One of the most popular formats for data interchange is the comma-separated-value, the CSV. In this format, data is delimited as follows:

  • Columns with the comma, ,
  • Rows with the new line

Let us take an example.

Suppose we have this data in a file:

Name,Age,Service
James Bond (007),50,MI-6
Vesper Lynd,35,MI-6
Q,30,MI-6
Ethan Hunt,45,IMF
Luther Stickell,48,IMF
Benji Dunn,36,IMF
Jason Bourne,55,CIA
Harry Pearce,60,MI-5
Adam Carter,40,MI-5
Ros Myers,37,MI-5

And we have this type:

public record Spy
{
  public required string Name { get; init; }
  public required int Age { get; init; }
  public required string Service { get; init; }
}

We could populate a collection as follows:

var data = File.ReadAllText("Data.csv")
// Create  collection - a list of spies
List<Spy> spies = new();
// Split the data into an array of rows, using the newline
var rows = data.Split(Environment.NewLine);
// Skip the first row, as it is a header
foreach (var line in rows.Skip(1))
{
  // Split each row into an array of columbs by comma
  var columns = line.Split(",");
  // Using the columns, create a spy
  spies.Add(new Spy(columns[0], Convert.ToInt32(columns[1]), columns[2]));
}

This looks like a very simple problem to solve generally - parse and split by newline and ,

Only that it will break down almost immediately as soon as the data gets complicated.

The following is a valid CSV row for the above data

"Salt,Evelyn",35,MI-6

Note that this data has three commas, unlike two in all the other rows. Salt, Evelyn is the entirety of the name.

The parsing code will, therefore, think Evelyn is the second column, whereas it is in fact, part of the first, and will throw an exception:

Unhandled exception. System.FormatException: The input string 'Evelyn"' was not in a correct format.
   at System.Number.ThrowFormatException[TChar](ReadOnlySpan`1 value)
   at System.Convert.ToInt32(String value)
   at Program.<Main>$(String[] args) in /Users/rad/Projects/Temp/TestConsole/Program.cs:line 26

This is because a comma is a column separator, unless it is within double quotes.

It is also possible to have a column value have a new line validly within, for example a physical or postal address.

As a matter of fact, the CSV specification is surprisingly complicated. You can read all the details in the standard RFC 4180

So, how do we deal with this without writing increasingly complicated code?

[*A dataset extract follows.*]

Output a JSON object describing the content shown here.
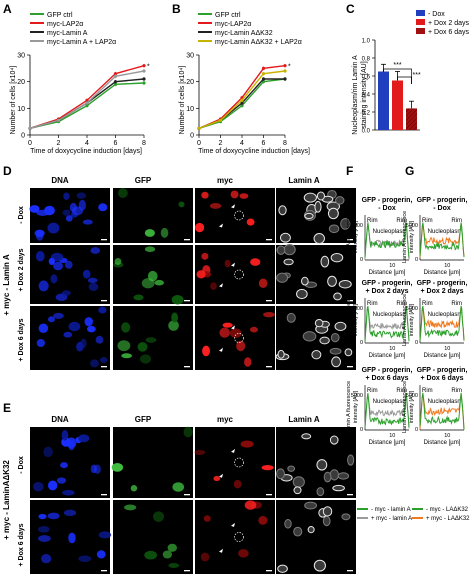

We use a library like the excellent CSV Helper

First, install the package

dotnet add package CsvHelper

We then change the code as follows:

// Create a reader
using var reader = new StreamReader("Data.csv");
using var csv = new CsvReader(reader, CultureInfo.InvariantCulture);
// Create an IEnumerable of Spy
var allSpies = csv.GetRecords<Spy>();
// Actually read the spy from file and process
foreach (var spy in allSpies)
{
  Console.WriteLine($"Name {spy.Name}, Age {spy.Age}, Service {spy.Service}");
}

This will print the following:

Name James Bond (007), Age 50, Service MI-6
Name Salt,Evelyn, Age 35, Service MI-6
Name Vesper Lynd, Age 35, Service MI-6
Name Q, Age 30, Service MI-6
Name Ethan Hunt, Age 45, Service IMF
Name Luther Stickell, Age 48, Service IMF
Name Benji Dunn, Age 36, Service IMF
Name Jason Bourne, Age 55, Service CIA
Name Harry Pearce, Age 60, Service MI-5
Name Adam Carter, Age 40, Service MI-5
Name Ros Myers, Age 37, Service MI-5

Note that Salt,Evelyn has been correctly processed.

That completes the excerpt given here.